Susan Link wollte wissen: Ist die neue Bonpflicht reine Papierverschwendung oder eine dringende Notwendigkeit, um den Steuerbetrug zu unterbinden? Als puren Müll erachtet den Bon Journalistin Alicia Anker. Als dringlich dagegen erachtet Edmund Stoiber die Einführung der Bonpflicht, aber nur in einer Hinsicht: „Wir haben ein Problem zu lösen und das heißt: Steuerhinterziehung.“ Prof. Werner Jann pflichtete ihm bei: „Weil der Einzelhandel es nicht geschafft, führten wir die Bonpflicht ein.“ Seine Zahlen aus dem europäischen Ausland: „Seit der Einführung nimmt Österreich 670 Millionen Euro mehr ein pro Jahr. Dem deutschen Staat entgingen bisher jährlich zehn Milliarden Euro an Steuereinnahmen.“

Unternehmer Thelen kritisierte scharf: „Wir bekommen noch nicht mal ein 5G-Netzt hin, aber drucken jetzt Bons auf Papier. Der Bon löst eine Depression aus.“ Stephan Grünewald beschreibt die Gefühlslage der Deutschen an der Bäckereikasse: „Warum regt das die Menschen so auf?“ Erklärung: „Die Menschen fühlen sich ausgebremst, wenn unser Leben so durchreglementiert wird, sie fühlen sich wie ausgebremst mit so einem Zettel.“

Braucht es all diese Gesetze?

Grünewald: „Gesetze sind wichtig, sonst herrscht Willkür. Aber unser Paragraphengestrüpp hat oft kafkaeske Auswirkungen.“ Grünewald folgert aus seinen Umfragen: „Es gibt eine Bürokratiefeindlichkeit, die zur Demokratiefeindlichkeit werden kann.“

Verhindert Bürokratie den Fortschritt?

Muss der Staat bei gigantischen Großprojekten wie Stuttgart 21, Bahntrassen oder Baumaßnahmen wie dem Emscherprojekt auf den Schutz von 500 Arten Rücksicht nehmen, weil Gesetze es vorsehen?

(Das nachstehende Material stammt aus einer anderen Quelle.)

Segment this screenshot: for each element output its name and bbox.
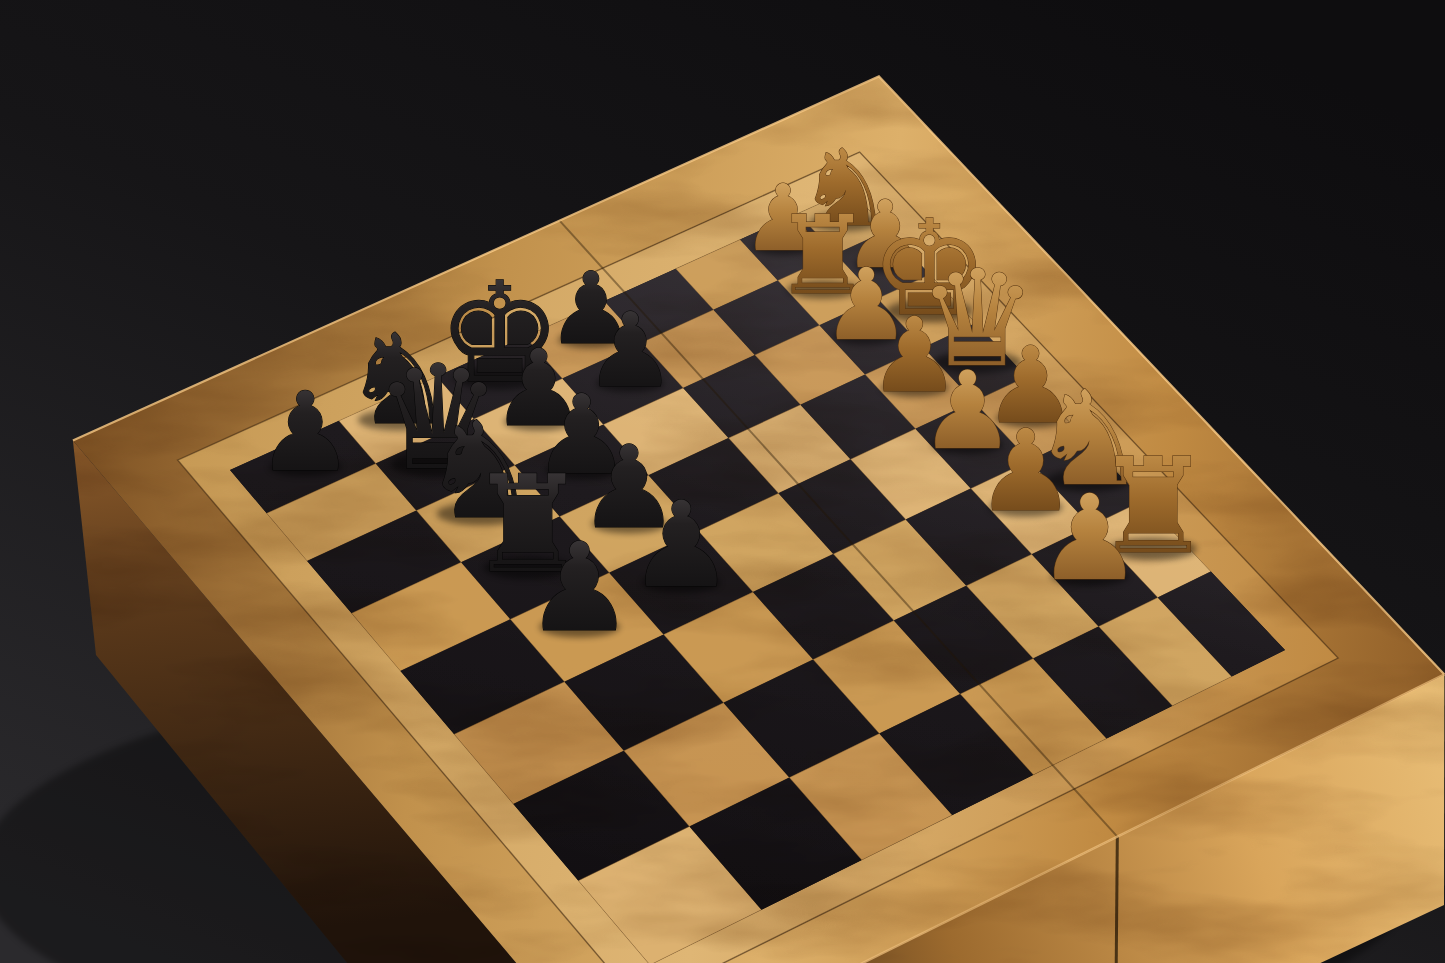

Aus der Sicht der Ökonomen sind Umsiedlungen der Kröten oder Käfer überzogen.

Stoiber sagt: „Viele Projekte werden nicht fertig, weil es zig Bürgerinitiativen gibt, wir kommen dann an die Grenzen der Handlungsfähigkeit des Staates heran durch Verzögerung.“

Warum ist Bürokratie so negativ belegt?

Weil sie kontrovers empfunden wird, meinen die Talkgäste. Thelen sagt, Bürokratie habe ihre guten Seiten, weil sie regelt. Aber sie sei das größte Hindernis für Gründer. „Wir schaden unserem Land und unserer Wirtschaft.“ Stoiber hält dagegen: „Sie gibt auch ein Stück Freiheit, weil durch die Gesetze Freiraum entsteht.“ Grünewald fasst zusammen: „Die Bürger haben eine Hassliebe zu ihr: Sie ist Fluch und Kontrollversprechen zugleich.“ 

Am Ende der kurzweiligen Runde einigte man sich darauf: Weniger ist mehr, Absurdes braucht kein Mensch. Ein neues „Maßnahmengesetzvorbereitungsgesetz“ ist ein angsteinflößendes Wortgebilde, und kein Bürger will von der Wiege bis zur Bare Formulare, Formulare.